Binding Affinity Prediction: From Conventional to Machine Learning-Based Approaches
Xuefeng Liu, Songhao Jiang, Xiaotian Duan, Archit Vasan, Qinan Huang, Chong Liu, Michelle M. Li, Heng Ma, Thomas Brettin, Arvind Ramanathan, Fangfang Xia, Mengdi Wang, Abhishek Pandey, Marinka Zitnik, Ian T. Foster, Jinbo Xu, Rick L. Stevens
TL;DR
This review surveys the protein–ligand binding affinity prediction landscape, tracing the evolution from traditional physics-based scoring to machine learning and deep learning approaches, datasets, and evaluation benchmarks. It highlights two ML paradigms—interaction-free and interaction-based—along with various representations (sequences, graphs, voxels, and multimodal embeddings) and pretrained protein language models, and discusses how these methods interact with established datasets such as PDBbind, CASF, and BindingDB. The paper critically analyzes evaluation frameworks across scoring, docking, ranking, and screening, emphasizing issues of data leakage, bias, and the need for robust benchmarks and dynamic data. It concludes with future directions including dataset quality and balance, hybrid physics–ML models, explicit handling of protein flexibility, richer evaluation metrics, and the emergence of AI-driven in silico frameworks (AIVCs) for system-level, personalized predictions in precision pharmacology.
Abstract
Protein-ligand binding is the process by which a small molecule (drug or inhibitor) attaches to a target protein.
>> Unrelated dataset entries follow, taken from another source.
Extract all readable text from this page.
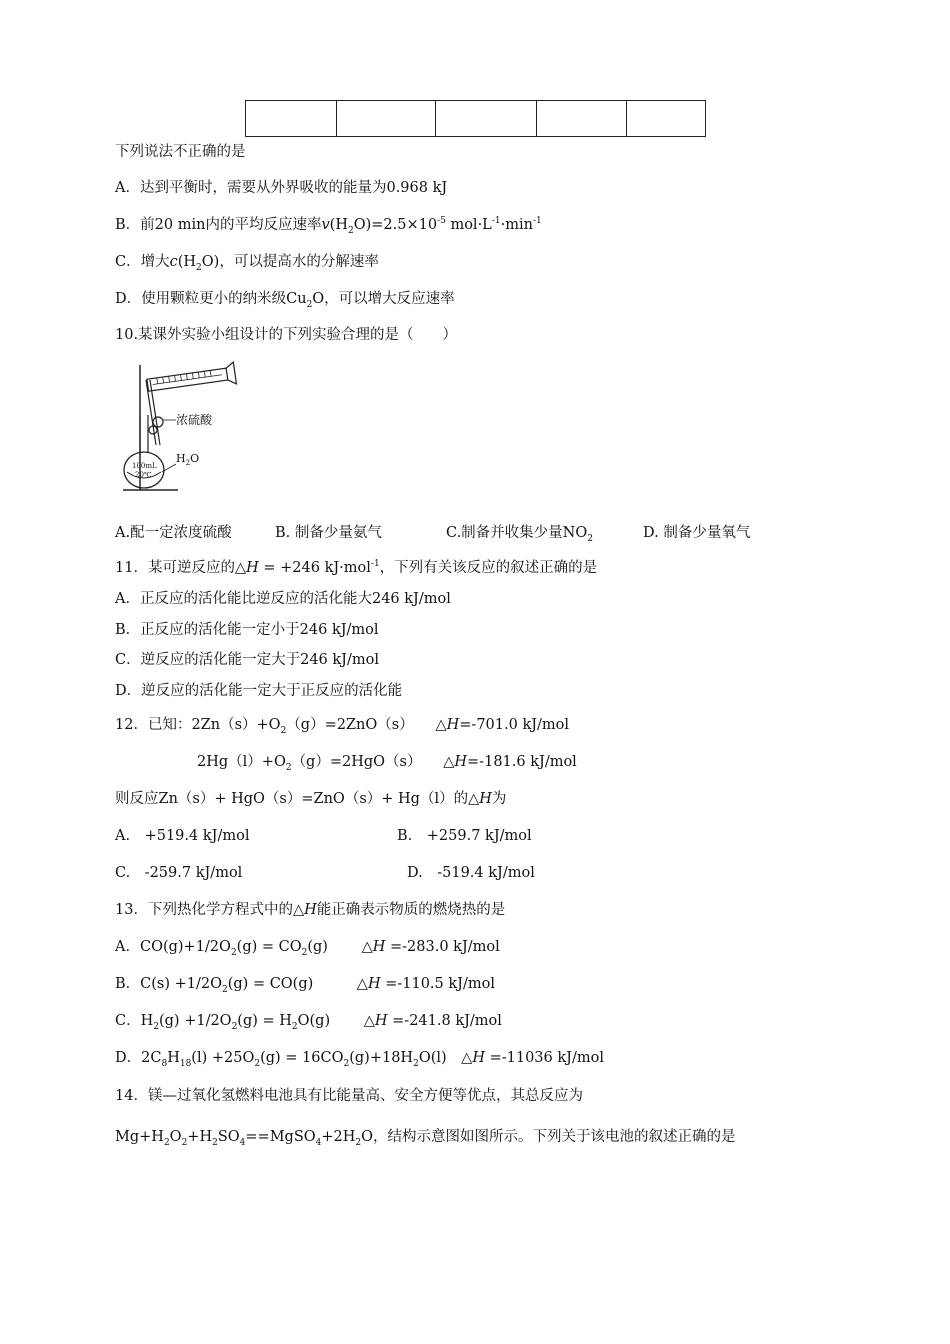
下列说法不正确的是
A．达到平衡时，需要从外界吸收的能量为0.968 kJ
B．前20 min内的平均反应速率$v(H_2O)=2.5\times 10^{-5}$ $mol\cdot L^{-1}\cdot\min^{-1}$
C．增大$c(H_2O)$，可以提高水的分解速率
D．使用颗粒更小的纳米级$Cu_2O$，可以增大反应速率
10.某课外实验小组设计的下列实验合理的是（　　）
浓硫酸
$H_2O$
100mL
20℃
A.配一定浓度硫酸	B. 制备少量氨气	C.制备并收集少量$NO_2$	D. 制备少量氧气
11．某可逆反应的△H = +246 kJ·mol$^{-1}$，下列有关该反应的叙述正确的是
A．正反应的活化能比逆反应的活化能大246 kJ/mol
B．正反应的活化能一定小于246 kJ/mol
C．逆反应的活化能一定大于246 kJ/mol
D．逆反应的活化能一定大于正反应的活化能
12．已知：$2Zn(s)+O_2(g)=2ZnO(s)$　　△H=-701.0 kJ/mol
$2Hg(l)+O_2(g)=2HgO(s)$　　△H=-181.6 kJ/mol
则反应Zn（s）+ HgO（s）=ZnO（s）+ Hg（l）的△H为
A.　+519.4 kJ/mol	B.　+259.7 kJ/mol
C.　-259.7 kJ/mol	D.　-519.4 kJ/mol
13．下列热化学方程式中的△H能正确表示物质的燃烧热的是
A．$CO(g)+1/2O_2(g) = CO_2(g)$　　 △H =-283.0 kJ/mol
B．$C(s) +1/2O_2(g) = CO(g)$　　　△H =-110.5 kJ/mol
C．$H_2(g) +1/2O_2(g) = H_2O(g)$　　 △H =-241.8 kJ/mol
D．$2C_8H_{18}(l) +25O_2(g) = 16CO_2(g)+18H_2O(l)$　△H =-11036 kJ/mol
14．镁—过氧化氢燃料电池具有比能量高、安全方便等优点，其总反应为
$Mg+H_2O_2+H_2SO_4==MgSO_4+2H_2O$，结构示意图如图所示。下列关于该电池的叙述正确的是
Binding affinity, which characterizes the strength of biomolecular interactions, is essential for tackling diverse challenges in life sciences, including therapeutic design, protein engineering, enzyme optimization, and elucidating biological mechanisms. Much work has been devoted to predicting binding affinity over the past decades. Here, we review recent significant works, with a focus on methods, evaluation strategies, and benchmark datasets. We note growing use of both traditional machine learning and deep learning models for predicting binding affinity, accompanied by an increasing amount of data on proteins and small drug-like molecules. With improved predictive performance and the FDA's phasing out of animal testing, AI-driven in silico models, such as AI virtual cells (AIVCs), are poised to advance binding affinity prediction; reciprocally, progress in building binding affinity predictors can refine AIVCs. Future efforts in binding affinity prediction and AI-driven in silico models can enhance the simulation of temporal dynamics, cell-type specificity, and multi-omics integration to support more accurate and personalized outcomes.